Tech session at USD trains school officials Nearly 90 superintendents and principals from South Dakota took part in an academy at The University of South Dakota aimed at giving them the information on technology needed to run a school or school district.
The Technology for Teaching and Learning Academy for School Administrators (TTLSA) held its first session in June. The second session ran from July 23 through Aug. 2. Administrators from across the state participated in classes, discussions, and listened to lectures on the latest technology uses in education at sessions held at USD and Vermillion High School.
The TTLSA program is funded as part of the Gates Foundation Grant awarded to the South Dakota Office of Technology.
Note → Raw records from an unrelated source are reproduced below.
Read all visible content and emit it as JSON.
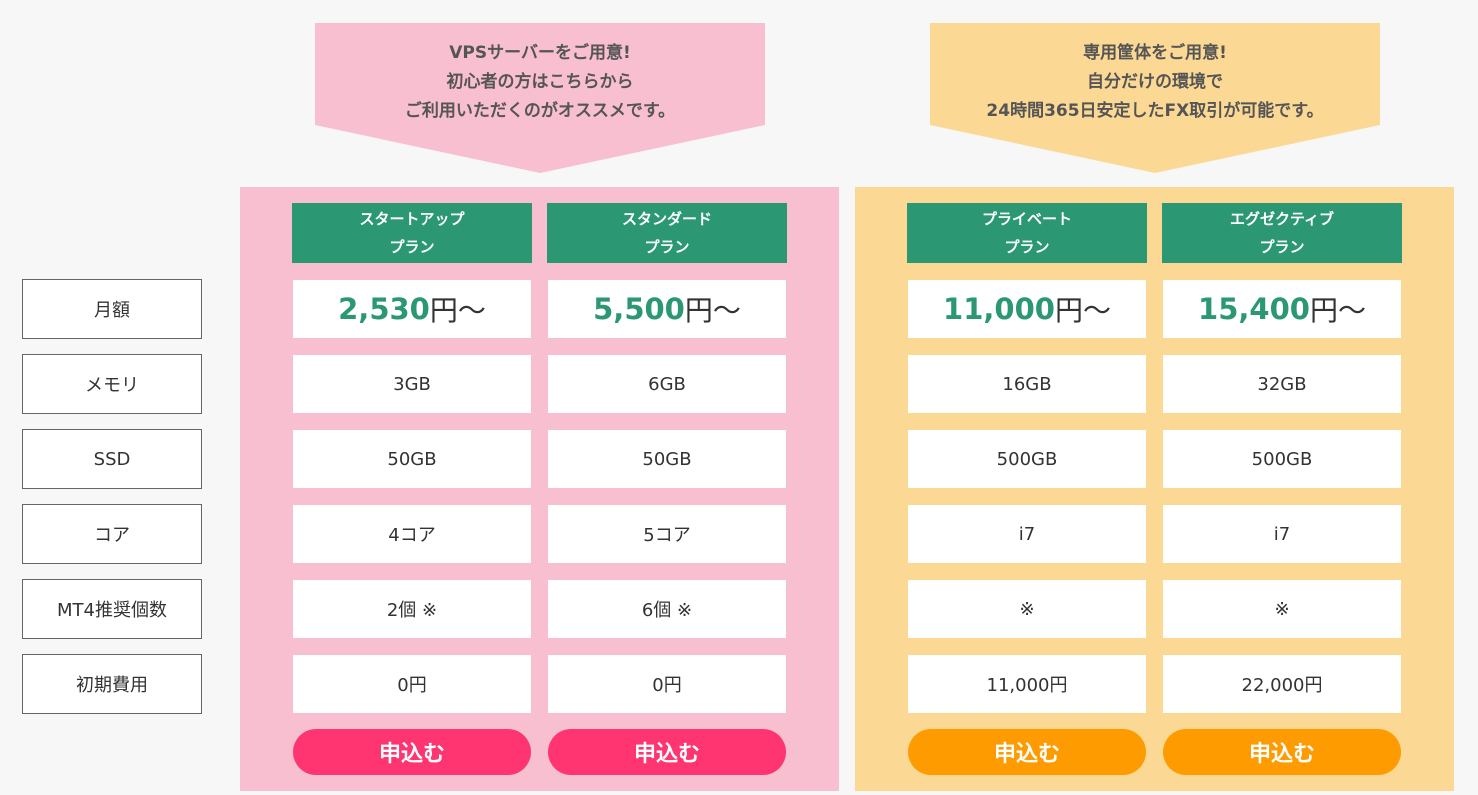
{
  "callouts": {
    "vps": {
      "line1": "VPSサーバーをご用意!",
      "line2": "初心者の方はこちらから",
      "line3": "ご利用いただくのがオススメです。"
    },
    "dedicated": {
      "line1": "専用筐体をご用意!",
      "line2": "自分だけの環境で",
      "line3": "24時間365日安定したFX取引が可能です。"
    }
  },
  "row_labels": {
    "monthly": "月額",
    "memory": "メモリ",
    "ssd": "SSD",
    "core": "コア",
    "mt4": "MT4推奨個数",
    "initial": "初期費用"
  },
  "plans": [
    {
      "name_line1": "スタートアップ",
      "name_line2": "プラン",
      "price_num": "2,530",
      "price_suffix": "円〜",
      "memory": "3GB",
      "ssd": "50GB",
      "core": "4コア",
      "mt4": "2個 ※",
      "initial": "0円",
      "apply_label": "申込む"
    },
    {
      "name_line1": "スタンダード",
      "name_line2": "プラン",
      "price_num": "5,500",
      "price_suffix": "円〜",
      "memory": "6GB",
      "ssd": "50GB",
      "core": "5コア",
      "mt4": "6個 ※",
      "initial": "0円",
      "apply_label": "申込む"
    },
    {
      "name_line1": "プライベート",
      "name_line2": "プラン",
      "price_num": "11,000",
      "price_suffix": "円〜",
      "memory": "16GB",
      "ssd": "500GB",
      "core": "i7",
      "mt4": "※",
      "initial": "11,000円",
      "apply_label": "申込む"
    },
    {
      "name_line1": "エグゼクティブ",
      "name_line2": "プラン",
      "price_num": "15,400",
      "price_suffix": "円〜",
      "memory": "32GB",
      "ssd": "500GB",
      "core": "i7",
      "mt4": "※",
      "initial": "22,000円",
      "apply_label": "申込む"
    }
  ],
  "colors": {
    "pink_group": "#f8bfd1",
    "yellow_group": "#fbd995",
    "plan_header": "#2b9873",
    "apply_pink": "#fe3570",
    "apply_orange": "#fe9b00"
  }
}
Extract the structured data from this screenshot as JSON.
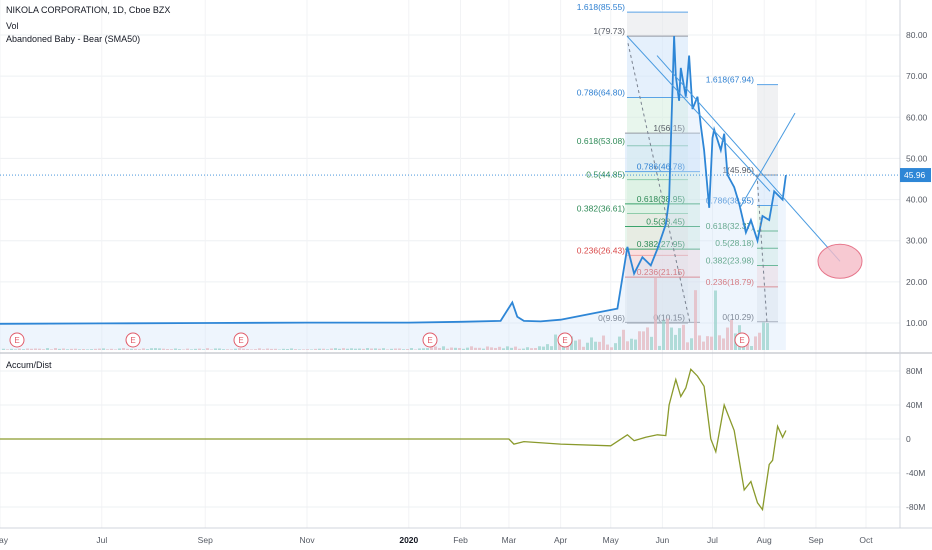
{
  "legend": {
    "symbol": "NIKOLA CORPORATION, 1D, Cboe BZX",
    "vol": "Vol",
    "pattern": "Abandoned Baby - Bear (SMA50)",
    "indicator": "Accum/Dist"
  },
  "colors": {
    "price_line": "#2e86d6",
    "accum_line": "#8a9a2c",
    "fib_blue": "#cfe3fa",
    "fib_green": "#d6efdf",
    "fib_red": "#fad7d7",
    "vol_up": "#7fc9b4",
    "vol_down": "#f0a2a2",
    "earnings": "#e05c6a",
    "last_price_bg": "#2e86d6"
  },
  "chart_data": [
    {
      "type": "line",
      "panel": "price",
      "last_price": "45.96",
      "y_ticks": [
        "10.00",
        "20.00",
        "30.00",
        "40.00",
        "50.00",
        "60.00",
        "70.00",
        "80.00"
      ],
      "ylim": [
        5,
        90
      ],
      "x_labels": [
        "May",
        "Jul",
        "Sep",
        "Nov",
        "2020",
        "Feb",
        "Mar",
        "Apr",
        "May",
        "Jun",
        "Jul",
        "Aug",
        "Sep",
        "Oct"
      ],
      "series": [
        {
          "x": [
            "2019-05-01",
            "2019-07-01",
            "2019-09-01",
            "2019-11-01",
            "2020-01-01",
            "2020-02-01",
            "2020-02-25",
            "2020-03-03",
            "2020-03-06",
            "2020-03-10",
            "2020-03-20",
            "2020-04-01",
            "2020-04-20",
            "2020-05-05",
            "2020-05-11",
            "2020-05-15",
            "2020-05-20",
            "2020-05-25",
            "2020-05-29",
            "2020-06-03",
            "2020-06-05",
            "2020-06-08",
            "2020-06-09",
            "2020-06-11",
            "2020-06-12",
            "2020-06-15",
            "2020-06-17",
            "2020-06-19",
            "2020-06-22",
            "2020-06-24",
            "2020-06-26",
            "2020-06-29",
            "2020-07-01",
            "2020-07-02",
            "2020-07-06",
            "2020-07-08",
            "2020-07-10",
            "2020-07-14",
            "2020-07-17",
            "2020-07-21",
            "2020-07-24",
            "2020-07-28",
            "2020-07-31",
            "2020-08-04",
            "2020-08-07",
            "2020-08-12",
            "2020-08-14"
          ],
          "values": [
            9.8,
            9.9,
            10.0,
            10.1,
            10.1,
            10.3,
            10.5,
            15.0,
            11.5,
            10.5,
            10.4,
            10.8,
            12.3,
            13.5,
            28.5,
            22.0,
            26.0,
            24.0,
            28.0,
            34.0,
            40.0,
            79.73,
            70.0,
            64.0,
            72.0,
            65.0,
            75.0,
            62.0,
            65.0,
            58.0,
            52.0,
            38.0,
            55.0,
            57.0,
            52.0,
            56.0,
            46.0,
            43.0,
            39.0,
            32.0,
            35.0,
            30.0,
            36.0,
            35.0,
            42.0,
            40.0,
            45.96
          ]
        }
      ],
      "fib_retracements": [
        {
          "name": "",
          "levels": [
            {
              "label": "1.618(85.55)",
              "value": 85.55,
              "color": "blue"
            },
            {
              "label": "1(79.73)",
              "value": 79.73,
              "color": "gray"
            },
            {
              "label": "0.786(64.80)",
              "value": 64.8,
              "color": "blue"
            },
            {
              "label": "0.618(53.08)",
              "value": 53.08,
              "color": "green"
            },
            {
              "label": "0.5(44.85)",
              "value": 44.85,
              "color": "green"
            },
            {
              "label": "0.382(36.61)",
              "value": 36.61,
              "color": "green"
            },
            {
              "label": "0.236(26.43)",
              "value": 26.43,
              "color": "red"
            },
            {
              "label": "0(9.96)",
              "value": 9.96,
              "color": "gray"
            }
          ]
        },
        {
          "name": "",
          "levels": [
            {
              "label": "1(56.15)",
              "value": 56.15,
              "color": "gray"
            },
            {
              "label": "0.786(46.78)",
              "value": 46.78,
              "color": "blue"
            },
            {
              "label": "0.618(38.95)",
              "value": 38.95,
              "color": "green"
            },
            {
              "label": "0.5(33.45)",
              "value": 33.45,
              "color": "green"
            },
            {
              "label": "0.382(27.95)",
              "value": 27.95,
              "color": "green"
            },
            {
              "label": "0.236(21.15)",
              "value": 21.15,
              "color": "red"
            },
            {
              "label": "0(10.15)",
              "value": 10.15,
              "color": "gray"
            }
          ]
        },
        {
          "name": "",
          "levels": [
            {
              "label": "1.618(67.94)",
              "value": 67.94,
              "color": "blue"
            },
            {
              "label": "1(45.96)",
              "value": 45.96,
              "color": "gray"
            },
            {
              "label": "0.786(38.55)",
              "value": 38.55,
              "color": "blue"
            },
            {
              "label": "0.618(32.37)",
              "value": 32.37,
              "color": "green"
            },
            {
              "label": "0.5(28.18)",
              "value": 28.18,
              "color": "green"
            },
            {
              "label": "0.382(23.98)",
              "value": 23.98,
              "color": "green"
            },
            {
              "label": "0.236(18.79)",
              "value": 18.79,
              "color": "red"
            },
            {
              "label": "0(10.29)",
              "value": 10.29,
              "color": "gray"
            }
          ]
        }
      ],
      "earnings_markers": [
        "E",
        "E",
        "E",
        "E",
        "E",
        "E"
      ]
    },
    {
      "type": "line",
      "panel": "indicator",
      "y_ticks": [
        "80M",
        "40M",
        "0",
        "-40M",
        "-80M"
      ],
      "ylim": [
        -90,
        90
      ],
      "series": [
        {
          "x": [
            "2019-05-01",
            "2019-09-01",
            "2020-01-01",
            "2020-03-01",
            "2020-03-04",
            "2020-03-10",
            "2020-04-01",
            "2020-05-01",
            "2020-05-11",
            "2020-05-15",
            "2020-05-22",
            "2020-05-29",
            "2020-06-03",
            "2020-06-05",
            "2020-06-09",
            "2020-06-12",
            "2020-06-15",
            "2020-06-18",
            "2020-06-22",
            "2020-06-26",
            "2020-06-30",
            "2020-07-03",
            "2020-07-08",
            "2020-07-14",
            "2020-07-20",
            "2020-07-24",
            "2020-07-28",
            "2020-07-31",
            "2020-08-04",
            "2020-08-06",
            "2020-08-09",
            "2020-08-12",
            "2020-08-14"
          ],
          "values": [
            0,
            0,
            0,
            0,
            -6,
            -3,
            -6,
            -8,
            5,
            -2,
            2,
            5,
            4,
            40,
            70,
            50,
            60,
            82,
            74,
            62,
            0,
            -15,
            40,
            10,
            -60,
            -50,
            -75,
            -83,
            -30,
            -25,
            15,
            2,
            10
          ]
        }
      ]
    }
  ]
}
With the grant money, the Office of Technology has created a series of technology programs similar to the TTLSA program for educators in the state.
Judy Vondruska, co-director of the Gates Foundation Grant at the South Dakota Office of Technology, said the state is equipped with the necessary facilities for administrators; they just need the opportunity to learn how to use them.
"We are one of the only states in the country that is completely wired, so all our schools have access to the Internet. What this does is enhance the education experience in our schools and our administrators need to understand how it works and what its place is in the overall educational picture," she said.
In addition to computer and software classes, administrators also used handheld computers. Administrators learned how to incorporate the handheld technology into classes and into their own work lifestyle.
Michael Hoadley, director of the USD program, said the goal of the program is to improve the education opportunities of students through the administrators.
"The bottom line is that the students have to benefit, but it does start with the leadership of the administration. This academy is a good opportunity for them to get hands-on experience, to talk to each other about what they're doing, and to hear keynote sessions from people across the state about what's going on. Hopefully, when they leave they have a little better perspective," he said.
Although most schools have people in charge of technology, Hoadley said administrators have to be able to understand the technical language.
"They have technology directors, teachers and even students that know a lot about technology, but it's important from the leadership standpoint that they have the big picture and see how the pieces fit together. I think a lot of it is they want to be informed so they can talk with the technology director or network administrator in the same language. They don't have to be a technology guru, but they do need to understand how the technology works," he said.
Both Ron Flynn, Wakonda School District, and Doug Tuetken, Vermillion School District, attended the sessions.